Battery energy storage systems improve the economics of solar by changing the quality of what solar projects sell. Stand-alone solar sells electricity when the sun is shining. Solar paired with BESS can store excess output, discharge it later, and narrow the gap between when power is generated and when customers need it.
That makes solar more relevant to AI infrastructure, where reliability and timing matter as much as price. This is why battery storage is no longer a side note in the energy transition story. It is becoming a core part of how renewable generation is valued in power markets shaped by always-on digital demand.
The market is already moving in that direction. Developers plan to add 23.7 GW of utility-scale battery storage in the United States in 2026, second only to solar. Batteries are no longer treated as a niche supplement. They are becoming a standard feature of the new power stack.

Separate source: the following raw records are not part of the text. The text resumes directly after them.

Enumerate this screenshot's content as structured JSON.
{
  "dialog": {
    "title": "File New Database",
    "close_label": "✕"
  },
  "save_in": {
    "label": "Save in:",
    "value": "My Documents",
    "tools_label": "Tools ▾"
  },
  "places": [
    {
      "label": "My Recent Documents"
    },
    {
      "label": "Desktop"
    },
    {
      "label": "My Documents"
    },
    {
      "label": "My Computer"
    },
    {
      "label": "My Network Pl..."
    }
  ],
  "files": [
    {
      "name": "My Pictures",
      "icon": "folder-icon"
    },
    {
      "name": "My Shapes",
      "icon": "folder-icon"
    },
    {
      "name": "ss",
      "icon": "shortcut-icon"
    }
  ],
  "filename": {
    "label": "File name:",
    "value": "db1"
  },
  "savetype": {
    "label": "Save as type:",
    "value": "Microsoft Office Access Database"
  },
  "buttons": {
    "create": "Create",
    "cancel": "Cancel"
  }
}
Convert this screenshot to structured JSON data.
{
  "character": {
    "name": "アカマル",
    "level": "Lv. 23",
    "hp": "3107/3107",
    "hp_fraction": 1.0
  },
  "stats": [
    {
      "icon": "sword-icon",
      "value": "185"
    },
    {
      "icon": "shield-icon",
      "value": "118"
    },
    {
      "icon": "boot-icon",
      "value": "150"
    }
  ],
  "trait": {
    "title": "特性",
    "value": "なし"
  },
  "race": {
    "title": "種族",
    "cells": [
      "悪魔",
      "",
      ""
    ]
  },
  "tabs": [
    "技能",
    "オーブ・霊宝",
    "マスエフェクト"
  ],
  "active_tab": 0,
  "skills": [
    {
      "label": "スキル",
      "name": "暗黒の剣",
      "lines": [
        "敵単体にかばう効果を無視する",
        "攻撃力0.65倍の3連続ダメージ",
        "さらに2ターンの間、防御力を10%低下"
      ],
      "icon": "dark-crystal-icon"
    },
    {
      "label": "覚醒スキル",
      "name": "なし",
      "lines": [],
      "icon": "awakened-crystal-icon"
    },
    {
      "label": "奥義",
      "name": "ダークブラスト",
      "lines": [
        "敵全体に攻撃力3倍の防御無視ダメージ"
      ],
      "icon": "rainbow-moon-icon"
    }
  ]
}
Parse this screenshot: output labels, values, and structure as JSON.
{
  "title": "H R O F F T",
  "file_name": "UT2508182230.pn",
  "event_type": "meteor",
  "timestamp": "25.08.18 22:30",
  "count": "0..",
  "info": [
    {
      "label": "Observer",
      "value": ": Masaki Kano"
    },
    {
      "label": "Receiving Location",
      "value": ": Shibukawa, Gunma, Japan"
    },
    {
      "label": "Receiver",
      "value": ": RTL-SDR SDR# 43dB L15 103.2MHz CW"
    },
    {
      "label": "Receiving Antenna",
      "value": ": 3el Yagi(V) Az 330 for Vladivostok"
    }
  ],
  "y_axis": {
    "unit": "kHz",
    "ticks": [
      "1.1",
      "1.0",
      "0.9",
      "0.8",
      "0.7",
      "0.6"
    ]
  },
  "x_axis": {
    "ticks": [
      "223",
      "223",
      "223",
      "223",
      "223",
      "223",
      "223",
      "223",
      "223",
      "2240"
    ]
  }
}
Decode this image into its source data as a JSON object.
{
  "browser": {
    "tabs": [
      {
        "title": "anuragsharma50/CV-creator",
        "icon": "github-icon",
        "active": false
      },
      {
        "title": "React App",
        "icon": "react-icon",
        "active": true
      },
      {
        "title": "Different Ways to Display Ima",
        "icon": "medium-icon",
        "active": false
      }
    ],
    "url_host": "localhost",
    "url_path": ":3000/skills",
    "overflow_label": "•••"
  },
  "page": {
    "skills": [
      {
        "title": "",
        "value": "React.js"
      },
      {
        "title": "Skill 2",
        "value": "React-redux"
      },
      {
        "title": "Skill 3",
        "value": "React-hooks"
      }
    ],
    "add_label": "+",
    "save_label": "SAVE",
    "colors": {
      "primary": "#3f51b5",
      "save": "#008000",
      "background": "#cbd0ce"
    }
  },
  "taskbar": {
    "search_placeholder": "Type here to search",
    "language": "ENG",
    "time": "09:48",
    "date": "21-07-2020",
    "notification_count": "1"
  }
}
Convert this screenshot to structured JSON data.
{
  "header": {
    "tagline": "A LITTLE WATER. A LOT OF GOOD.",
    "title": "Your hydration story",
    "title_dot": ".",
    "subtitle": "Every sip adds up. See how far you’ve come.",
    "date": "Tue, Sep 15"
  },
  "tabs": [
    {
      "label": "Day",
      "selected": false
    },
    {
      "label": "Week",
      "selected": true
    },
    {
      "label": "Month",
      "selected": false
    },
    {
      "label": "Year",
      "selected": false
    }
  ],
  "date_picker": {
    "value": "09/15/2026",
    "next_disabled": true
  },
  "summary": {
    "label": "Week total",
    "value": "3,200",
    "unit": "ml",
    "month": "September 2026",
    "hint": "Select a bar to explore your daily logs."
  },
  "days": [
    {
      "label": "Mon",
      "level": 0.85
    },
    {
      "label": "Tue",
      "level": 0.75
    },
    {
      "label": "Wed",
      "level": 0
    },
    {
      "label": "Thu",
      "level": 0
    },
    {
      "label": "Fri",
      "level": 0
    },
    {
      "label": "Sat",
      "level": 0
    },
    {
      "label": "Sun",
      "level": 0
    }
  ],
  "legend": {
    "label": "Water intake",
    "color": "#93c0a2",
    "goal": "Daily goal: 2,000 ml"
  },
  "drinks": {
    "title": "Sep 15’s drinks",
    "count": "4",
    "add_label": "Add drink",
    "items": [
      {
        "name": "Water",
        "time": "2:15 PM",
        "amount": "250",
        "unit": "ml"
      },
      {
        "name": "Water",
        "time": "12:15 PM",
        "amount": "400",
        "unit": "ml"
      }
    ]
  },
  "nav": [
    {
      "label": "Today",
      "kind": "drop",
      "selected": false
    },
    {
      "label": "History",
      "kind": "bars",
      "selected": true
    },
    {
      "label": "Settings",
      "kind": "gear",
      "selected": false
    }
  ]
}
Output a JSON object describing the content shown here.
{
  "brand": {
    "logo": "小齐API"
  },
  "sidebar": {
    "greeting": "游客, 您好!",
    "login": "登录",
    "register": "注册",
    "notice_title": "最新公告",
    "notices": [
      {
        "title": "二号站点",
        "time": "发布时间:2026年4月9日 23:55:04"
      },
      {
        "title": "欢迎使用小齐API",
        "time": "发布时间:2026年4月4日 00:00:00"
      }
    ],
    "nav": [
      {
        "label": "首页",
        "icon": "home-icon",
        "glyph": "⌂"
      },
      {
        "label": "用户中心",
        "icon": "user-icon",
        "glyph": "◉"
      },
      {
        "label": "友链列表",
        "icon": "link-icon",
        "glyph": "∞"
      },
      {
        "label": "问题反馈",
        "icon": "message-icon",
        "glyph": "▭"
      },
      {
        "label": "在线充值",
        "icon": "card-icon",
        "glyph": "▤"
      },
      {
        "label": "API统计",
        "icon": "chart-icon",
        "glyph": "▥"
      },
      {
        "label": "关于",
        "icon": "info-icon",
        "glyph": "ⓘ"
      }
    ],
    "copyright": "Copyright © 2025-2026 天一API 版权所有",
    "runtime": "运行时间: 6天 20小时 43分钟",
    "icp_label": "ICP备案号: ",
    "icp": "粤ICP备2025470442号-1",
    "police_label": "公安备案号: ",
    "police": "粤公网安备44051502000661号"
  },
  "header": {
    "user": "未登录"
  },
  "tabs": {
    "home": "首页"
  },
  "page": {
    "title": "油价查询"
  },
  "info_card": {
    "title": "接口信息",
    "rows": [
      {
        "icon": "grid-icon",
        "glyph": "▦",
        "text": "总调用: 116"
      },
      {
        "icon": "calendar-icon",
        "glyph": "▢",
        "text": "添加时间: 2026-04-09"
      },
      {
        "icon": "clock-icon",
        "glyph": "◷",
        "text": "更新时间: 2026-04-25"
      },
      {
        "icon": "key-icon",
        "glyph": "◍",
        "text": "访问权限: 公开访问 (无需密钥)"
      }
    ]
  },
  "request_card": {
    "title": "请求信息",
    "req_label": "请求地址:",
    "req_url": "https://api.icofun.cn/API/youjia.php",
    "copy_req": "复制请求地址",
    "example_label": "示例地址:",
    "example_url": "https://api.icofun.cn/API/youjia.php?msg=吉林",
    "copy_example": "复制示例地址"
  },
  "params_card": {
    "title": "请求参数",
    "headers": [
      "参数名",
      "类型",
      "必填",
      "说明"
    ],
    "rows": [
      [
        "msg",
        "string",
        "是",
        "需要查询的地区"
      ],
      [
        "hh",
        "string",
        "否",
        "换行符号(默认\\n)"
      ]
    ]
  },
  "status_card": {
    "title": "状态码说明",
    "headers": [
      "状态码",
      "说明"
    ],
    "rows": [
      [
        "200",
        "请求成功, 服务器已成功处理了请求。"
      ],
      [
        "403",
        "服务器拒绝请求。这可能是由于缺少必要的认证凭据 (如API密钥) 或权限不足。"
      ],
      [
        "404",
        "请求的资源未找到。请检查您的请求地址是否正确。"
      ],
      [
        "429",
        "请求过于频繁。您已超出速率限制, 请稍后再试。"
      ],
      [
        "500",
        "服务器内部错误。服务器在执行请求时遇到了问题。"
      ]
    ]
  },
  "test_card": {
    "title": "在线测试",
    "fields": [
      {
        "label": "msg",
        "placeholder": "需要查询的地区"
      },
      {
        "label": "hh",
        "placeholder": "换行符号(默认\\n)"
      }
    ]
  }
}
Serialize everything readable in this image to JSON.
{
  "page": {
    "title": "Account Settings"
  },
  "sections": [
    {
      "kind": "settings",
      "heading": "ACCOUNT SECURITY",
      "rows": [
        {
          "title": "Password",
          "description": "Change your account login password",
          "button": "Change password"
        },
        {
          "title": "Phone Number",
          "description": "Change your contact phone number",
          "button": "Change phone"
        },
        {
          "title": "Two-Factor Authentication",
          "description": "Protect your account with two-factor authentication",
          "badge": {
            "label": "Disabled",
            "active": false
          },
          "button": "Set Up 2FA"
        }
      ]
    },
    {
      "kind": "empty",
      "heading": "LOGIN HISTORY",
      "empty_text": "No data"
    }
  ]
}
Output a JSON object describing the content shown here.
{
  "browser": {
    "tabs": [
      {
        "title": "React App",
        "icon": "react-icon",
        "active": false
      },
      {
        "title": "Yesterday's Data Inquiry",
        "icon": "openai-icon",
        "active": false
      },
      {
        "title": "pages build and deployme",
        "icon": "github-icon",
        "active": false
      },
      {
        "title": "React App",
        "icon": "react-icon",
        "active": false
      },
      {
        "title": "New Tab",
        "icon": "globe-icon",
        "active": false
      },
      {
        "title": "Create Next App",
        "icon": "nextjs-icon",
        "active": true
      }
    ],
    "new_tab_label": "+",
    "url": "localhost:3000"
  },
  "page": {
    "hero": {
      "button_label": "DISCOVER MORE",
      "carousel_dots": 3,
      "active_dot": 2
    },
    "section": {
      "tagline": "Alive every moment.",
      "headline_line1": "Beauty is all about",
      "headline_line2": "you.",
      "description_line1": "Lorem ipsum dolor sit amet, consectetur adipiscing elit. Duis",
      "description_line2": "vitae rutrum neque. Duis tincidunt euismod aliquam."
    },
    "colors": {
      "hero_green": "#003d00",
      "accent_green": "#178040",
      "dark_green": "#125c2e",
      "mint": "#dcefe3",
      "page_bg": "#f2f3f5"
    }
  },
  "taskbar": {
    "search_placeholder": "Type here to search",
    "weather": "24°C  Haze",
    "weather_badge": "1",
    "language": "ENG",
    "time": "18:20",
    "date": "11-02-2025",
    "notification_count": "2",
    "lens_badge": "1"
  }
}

BESS does more than smooth output. It helps shift electricity into higher-value hours, reduce curtailment, support grid stability, and improve the usefulness of long-term contracts for large buyers. In financial terms, it can turn a solar project from a low-cost energy asset into a more flexible infrastructure asset with stronger commercial value.
Repricing means not every solar megawatt deserves the same valuation. Projects paired with BESS may command better economics than stand-alone solar. Projects near major data-center load growth or strong transmission corridors may attract more capital than assets in congested or poorly connected markets.
Long-term power purchase agreements also become more valuable when large customers want visibility over supply and pricing.
This is why AI changes the solar market rather than simply boosting it. The likely winners are less defined by the cheapest panels or the largest pipeline alone and more by projects that combine generation, storage, interconnection, and credible offtake. The market is moving from valuing solar as cheap generation to valuing it as deliverable power.
AI increases electricity demand through data centers, and solar is one of the fastest scalable sources of new generation. That makes solar a natural first response to rising load growth, especially in markets with strong development pipelines.
BESS stores excess solar generation and shifts it into higher-value hours. That improves reliability, reduces curtailment risk, and makes solar more useful for customers such as data centers that need steady power.
Solar can meet part of the demand, but data centers need dependable electricity across the full day. In practice, storage, grid access, and long-term contracts are increasingly needed to make solar fit those requirements.
AI is increasing electricity demand, but the bigger financial shift is not toward any solar megawatt. It is toward solar power that can be stored, delivered, and contracted to serve always-on digital infrastructure. That is why AI’s power hunger is repricing the solar power market.
Solar remains one of the fastest-scaling sources of new supply in many regions, yet BESS is what turns intermittent generation into power that data centres and power markets can actually use. The strongest opportunities in the next phase of the market are likely to sit where solar, storage, grid access, and long-term demand converge.